Mirando atentamente a través del vidrio, la bestia vio que empezaba a
llover.
Detrás de la
ventana cerrada, en la habitación a sus espaldas, no se oía más que el
silencio.
Y la lluvia azotó con fuerza el campo y el techo de la casa solitaria. Y
también el río y los animales lejanos que buscaron refugio bajo los árboles.
Y un relámpago, el primero de muchos, rajó la oscuridad con un dramático
estruendo luminoso.
Los ojos de la bestia miraron esa luz blanca sin pestañear y sus retinas
atesoraron su brillo mortal por un largo tiempo.

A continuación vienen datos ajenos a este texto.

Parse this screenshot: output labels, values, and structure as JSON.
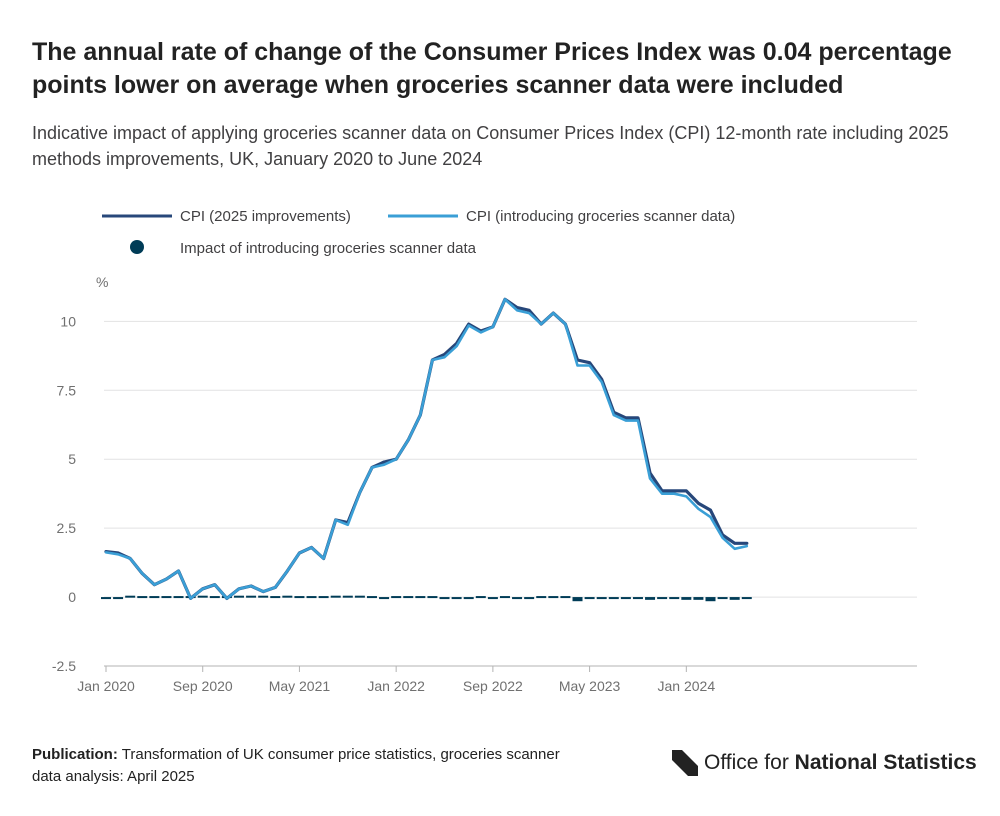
{
  "title": "The annual rate of change of the Consumer Prices Index was 0.04 percentage points lower on average when groceries scanner data were included",
  "subtitle": "Indicative impact of applying groceries scanner data on Consumer Prices Index (CPI) 12-month rate including 2025 methods improvements, UK, January 2020 to June 2024",
  "footer": {
    "publication_label": "Publication:",
    "publication_text": "Transformation of UK consumer price statistics, groceries scanner data analysis: April 2025"
  },
  "logo": {
    "text_regular": "Office for",
    "text_bold": "National Statistics"
  },
  "colors": {
    "dark_series": "#27477a",
    "light_series": "#3a9fd6",
    "impact": "#003c57",
    "grid": "#e2e2e3",
    "axis": "#b3b3b3"
  },
  "chart_data": {
    "type": "line",
    "title": "The annual rate of change of the Consumer Prices Index was 0.04 percentage points lower on average when groceries scanner data were included",
    "ylabel": "%",
    "xlabel": "",
    "ylim": [
      -2.5,
      11.5
    ],
    "yticks": [
      -2.5,
      0,
      2.5,
      5,
      7.5,
      10
    ],
    "ytick_labels": [
      "-2.5",
      "0",
      "2.5",
      "5",
      "7.5",
      "10"
    ],
    "xticks": [
      {
        "index": 0,
        "label": "Jan 2020"
      },
      {
        "index": 8,
        "label": "Sep 2020"
      },
      {
        "index": 16,
        "label": "May 2021"
      },
      {
        "index": 24,
        "label": "Jan 2022"
      },
      {
        "index": 32,
        "label": "Sep 2022"
      },
      {
        "index": 40,
        "label": "May 2023"
      },
      {
        "index": 48,
        "label": "Jan 2024"
      }
    ],
    "legend_position": "top-left",
    "months": [
      "Jan 2020",
      "Feb 2020",
      "Mar 2020",
      "Apr 2020",
      "May 2020",
      "Jun 2020",
      "Jul 2020",
      "Aug 2020",
      "Sep 2020",
      "Oct 2020",
      "Nov 2020",
      "Dec 2020",
      "Jan 2021",
      "Feb 2021",
      "Mar 2021",
      "Apr 2021",
      "May 2021",
      "Jun 2021",
      "Jul 2021",
      "Aug 2021",
      "Sep 2021",
      "Oct 2021",
      "Nov 2021",
      "Dec 2021",
      "Jan 2022",
      "Feb 2022",
      "Mar 2022",
      "Apr 2022",
      "May 2022",
      "Jun 2022",
      "Jul 2022",
      "Aug 2022",
      "Sep 2022",
      "Oct 2022",
      "Nov 2022",
      "Dec 2022",
      "Jan 2023",
      "Feb 2023",
      "Mar 2023",
      "Apr 2023",
      "May 2023",
      "Jun 2023",
      "Jul 2023",
      "Aug 2023",
      "Sep 2023",
      "Oct 2023",
      "Nov 2023",
      "Dec 2023",
      "Jan 2024",
      "Feb 2024",
      "Mar 2024",
      "Apr 2024",
      "May 2024",
      "Jun 2024"
    ],
    "series": [
      {
        "name": "CPI (2025 improvements)",
        "style": "line",
        "values": [
          1.65,
          1.6,
          1.4,
          0.85,
          0.45,
          0.65,
          0.95,
          -0.05,
          0.3,
          0.45,
          -0.05,
          0.3,
          0.4,
          0.2,
          0.35,
          0.95,
          1.6,
          1.8,
          1.4,
          2.8,
          2.7,
          3.8,
          4.7,
          4.9,
          5.0,
          5.7,
          6.6,
          8.6,
          8.8,
          9.2,
          9.9,
          9.65,
          9.8,
          10.8,
          10.5,
          10.4,
          9.9,
          10.3,
          9.9,
          8.6,
          8.5,
          7.9,
          6.7,
          6.5,
          6.5,
          4.5,
          3.85,
          3.85,
          3.85,
          3.4,
          3.15,
          2.25,
          1.95,
          1.95
        ]
      },
      {
        "name": "CPI (introducing groceries scanner data)",
        "style": "line",
        "values": [
          1.62,
          1.55,
          1.4,
          0.85,
          0.45,
          0.65,
          0.95,
          -0.05,
          0.3,
          0.45,
          -0.05,
          0.3,
          0.4,
          0.2,
          0.35,
          0.95,
          1.6,
          1.8,
          1.4,
          2.8,
          2.62,
          3.8,
          4.7,
          4.8,
          5.0,
          5.7,
          6.6,
          8.6,
          8.7,
          9.1,
          9.85,
          9.6,
          9.8,
          10.8,
          10.4,
          10.3,
          9.9,
          10.3,
          9.9,
          8.4,
          8.4,
          7.8,
          6.6,
          6.4,
          6.4,
          4.3,
          3.75,
          3.75,
          3.65,
          3.2,
          2.9,
          2.15,
          1.75,
          1.85
        ]
      },
      {
        "name": "Impact of introducing groceries scanner data",
        "style": "bar",
        "values": [
          -0.03,
          -0.05,
          0.05,
          0,
          0,
          0,
          0,
          0,
          0.05,
          0,
          0,
          0.05,
          0.05,
          0.05,
          0,
          0.05,
          0,
          0,
          0,
          0.05,
          0.05,
          0.05,
          0,
          -0.05,
          0,
          0,
          0,
          0,
          -0.05,
          -0.05,
          -0.05,
          0,
          -0.05,
          0,
          -0.05,
          -0.05,
          0,
          0,
          0,
          -0.15,
          -0.05,
          -0.05,
          -0.05,
          -0.05,
          -0.05,
          -0.1,
          -0.05,
          -0.05,
          -0.1,
          -0.1,
          -0.15,
          -0.05,
          -0.1,
          -0.05
        ]
      }
    ]
  }
}
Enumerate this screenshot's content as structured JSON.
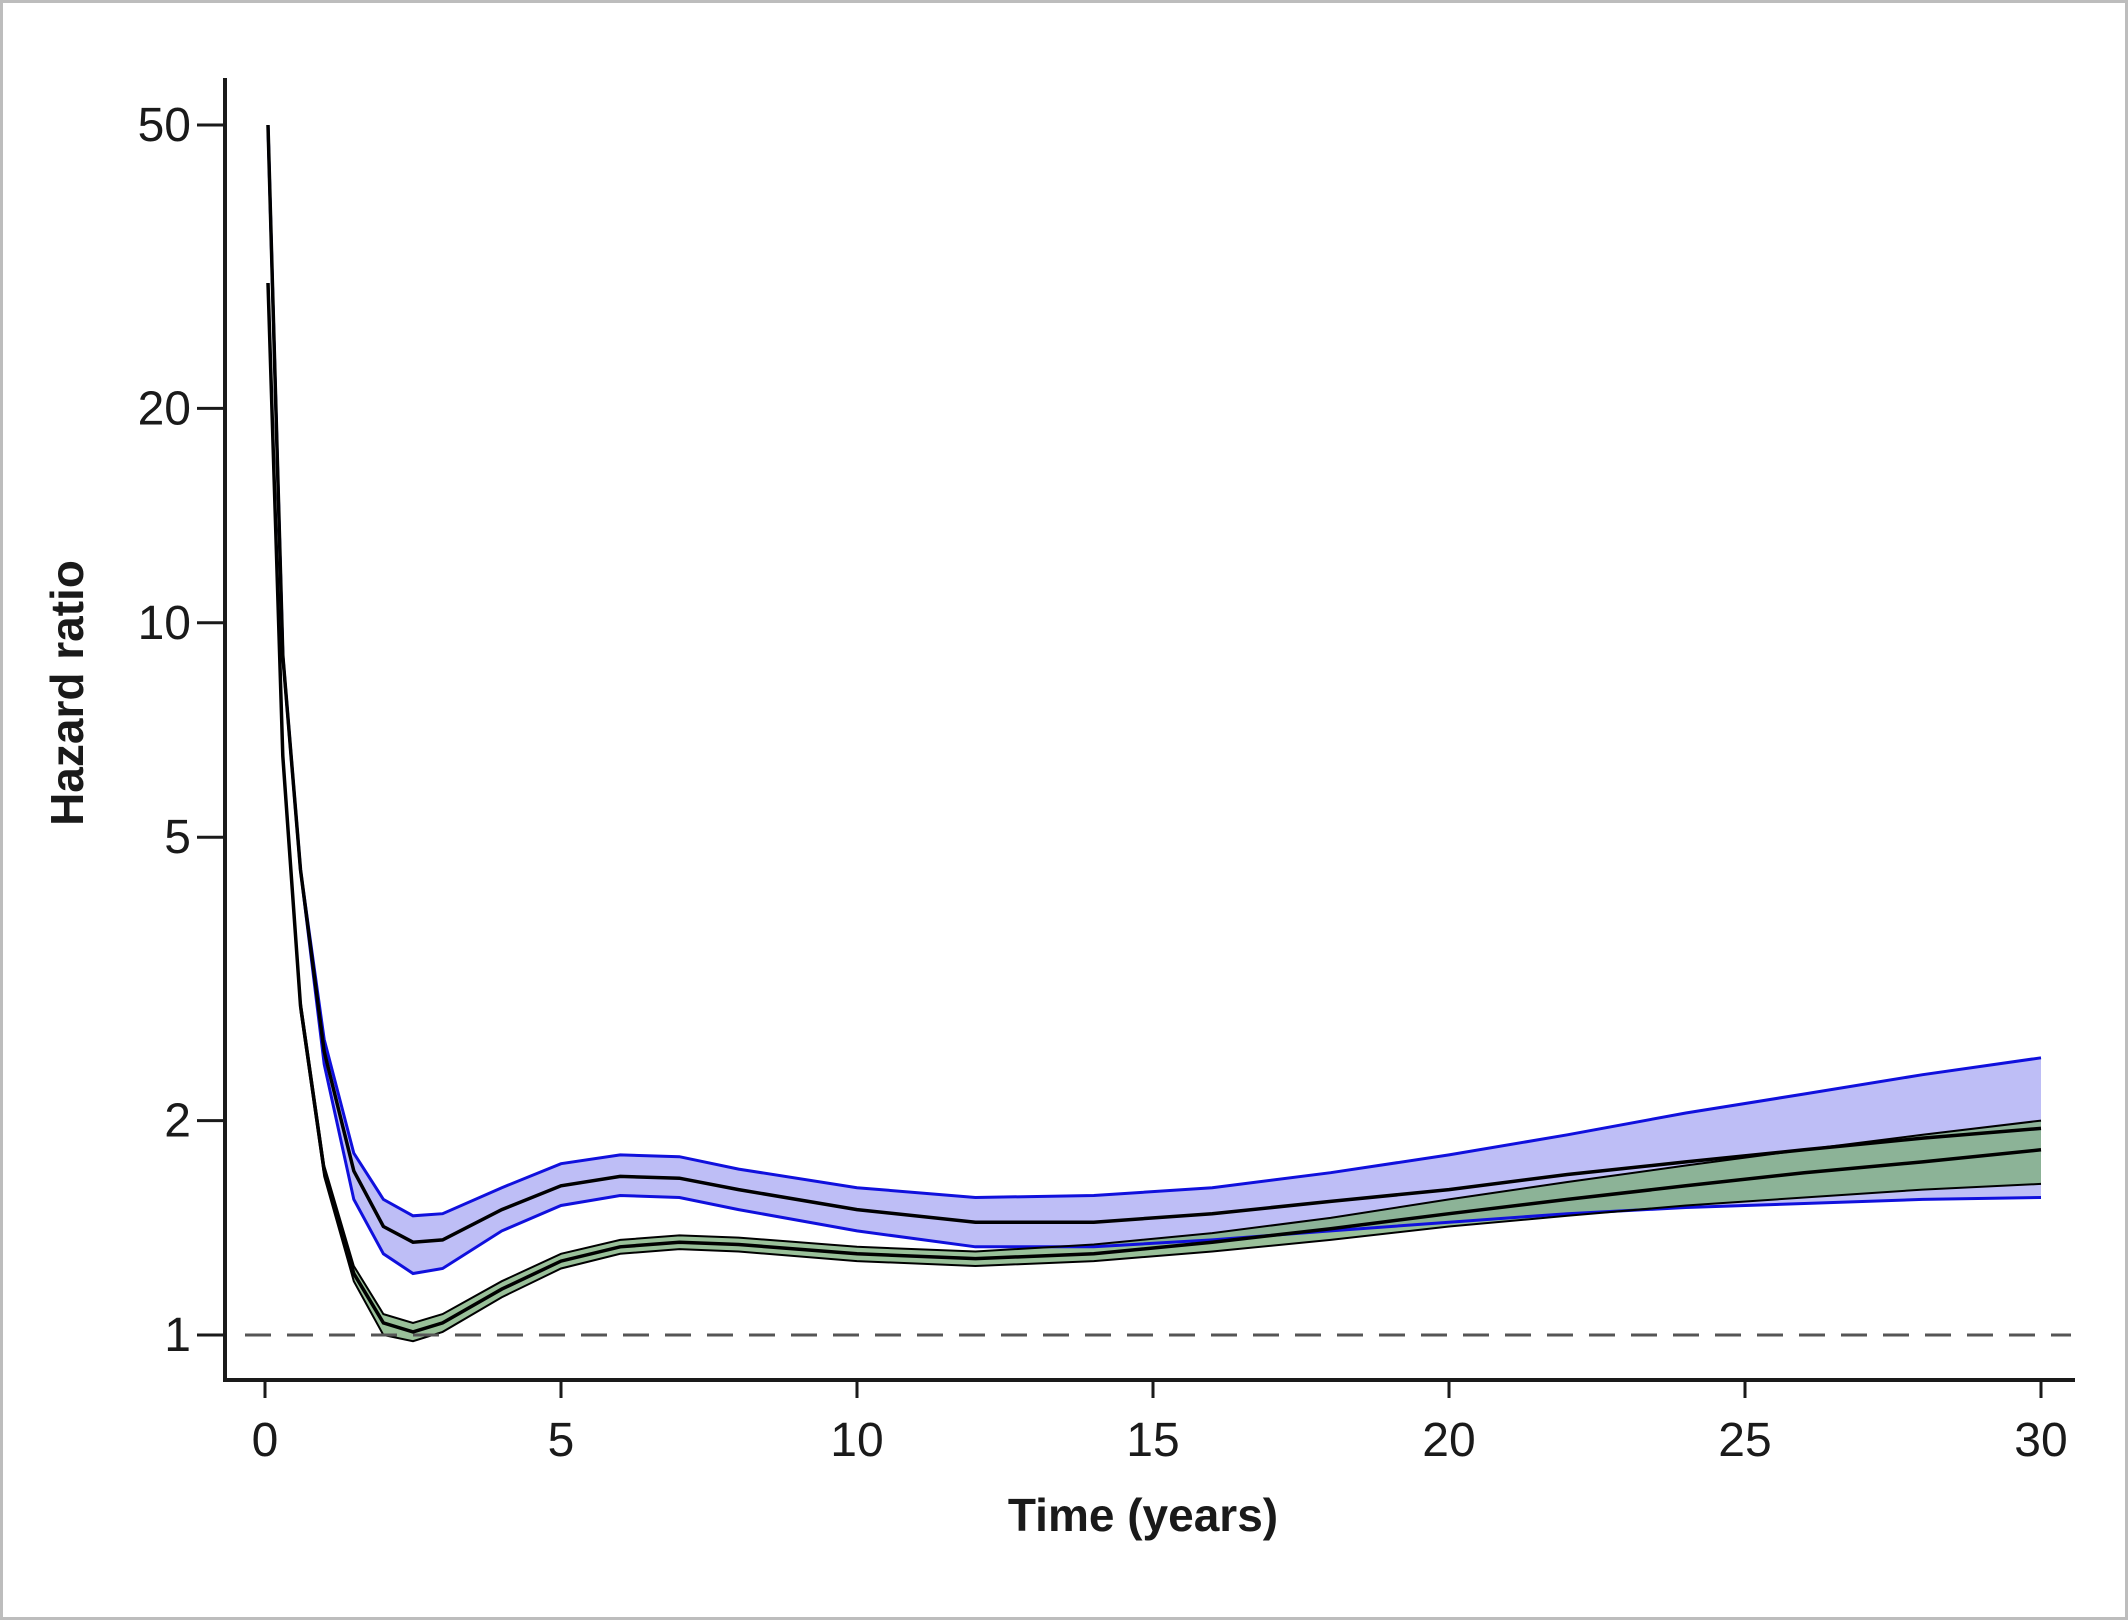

La tormenta duró hasta el amanecer y su fiereza inundó los valles. El
río se hinchó y se llevó consigo animales y chozas cercanas. Fue la peor
tormenta en muchos años y aún una generación más tarde, todavía se hablaría de
aquella catástrofe.
Cuando la luz del día, borroneada por el temporal, se hizo más clara, la
bestia se alejó de la ventana y miró a la mujer atada en la cama, en medio de
la habitación. Estaba muy lastimada y enloquecida de terror. Sus ojos,
amoratados y llorosos, miraban desorbitados a la bestia. Había sangre por todas
partes.
Y la bestia dijo:
-voy a extrañarte cuando ya no estés.
Había en su voz un tembloroso matiz de cariño.